Brexit
#UKIP and 'The Bad Boys of #Brexit': George Cottrell pleads guilty
Pictured: Arron Banks (left) and George Cottrell
George Cottrell, former manager of Nigel Farage’s private office, was caught by American undercover agents offering to launder drugs money on the 'dark net'. Cottrell intended to retain the money and then blackmail the traffickers. He will be sentenced in March and could face up to 20 years in prison and a $250,000 fine.
The USA Today reported how Cottrell was arrested in Cleveland in July after attending the Republican National Convention in Cleveland with Nigel Farage; he was arrested by the FBI when he disembarked from a flight at Chicago Airport and denied bail.
In Arron Banks’ ghost-written 'laddish' account of the referendum, The Bad Boys of Brexit: Tales of Mischief, Mayhem & Guerrilla Warfare in the EU Referendum Campaign, he describes Cottrell as "‘Posh George’ - Nigel’s office fixer, posh to the point of caricature and wilfully abrasive, but extremely generous when it came to picking up the bar tab. Nephew of Lord Hesketh, Tory minister under Thatcher and John Major, who defected to UKIP.”
Cottrell initially faced several charges including money laundering, blackmail and wire fraud charges. In his plea agreement he explained how he proposed a service to criminals where they could avoid reporting requirements and disguise the proceeds of crime.
Tax transparency
UKIP has two members on the European Parliament’s PANA Committee into Money Laundering, Tax Avoidance and Tax Evasion, David Coburn and Raymond Finch. The MEPs have been critical of the EU’s efforts to place unco-operative jurisdictions such as Panama on a European blacklist, and have also been critical of whistleblower protection for journalists disclosing information on financial arrangements in the public interest.

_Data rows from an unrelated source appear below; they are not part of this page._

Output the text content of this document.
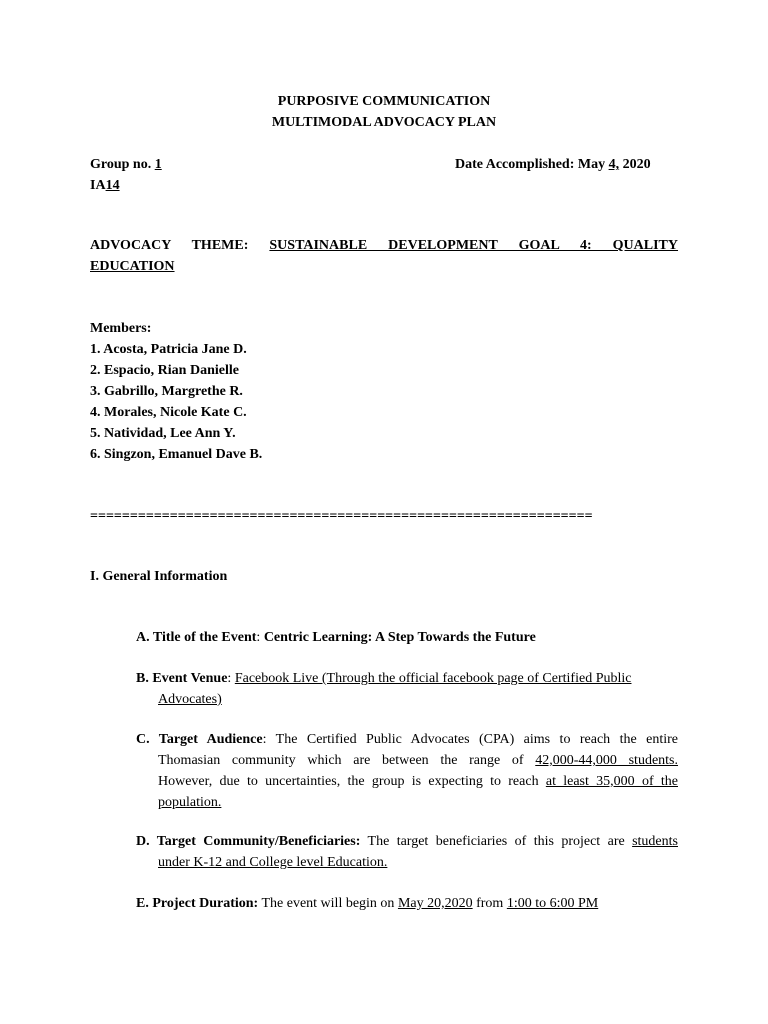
PURPOSIVE COMMUNICATION
MULTIMODAL ADVOCACY PLAN
Group no. 1	Date Accomplished: May 4, 2020
IA14
ADVOCACY THEME: SUSTAINABLE DEVELOPMENT GOAL 4: QUALITY
EDUCATION
Members:
1. Acosta, Patricia Jane D.
2. Espacio, Rian Danielle
3. Gabrillo, Margrethe R.
4. Morales, Nicole Kate C.
5. Natividad, Lee Ann Y.
6. Singzon, Emanuel Dave B.
===============================================================
I. General Information
A. Title of the Event: Centric Learning: A Step Towards the Future
B. Event Venue: Facebook Live (Through the official facebook page of Certified Public
Advocates)
C. Target Audience: The Certified Public Advocates (CPA) aims to reach the entire
Thomasian community which are between the range of 42,000-44,000 students.
However, due to uncertainties, the group is expecting to reach at least 35,000 of the
population.
D. Target Community/Beneficiaries: The target beneficiaries of this project are students
under K-12 and College level Education.
E. Project Duration: The event will begin on May 20,2020 from 1:00 to 6:00 PM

Cottrell's activities show how criminals will try to find any weakness in the tax system of other countries to launder their ill-gotten gains. It remains to be seen if UKIP will take a more positive view of the EU's attempts to clean up the system. It is assumed that the UK will remain in the OECD, even if it leaves the EU in the next two years. Many of the measures proposed in Brussels are in line with the OECD's proposal for greater tax transparency.
UKIP has not yet issued a statement on Cottrell’s admission of guilt, but UKIP have already said they were unaware of Cottrell’s activities on the dark net.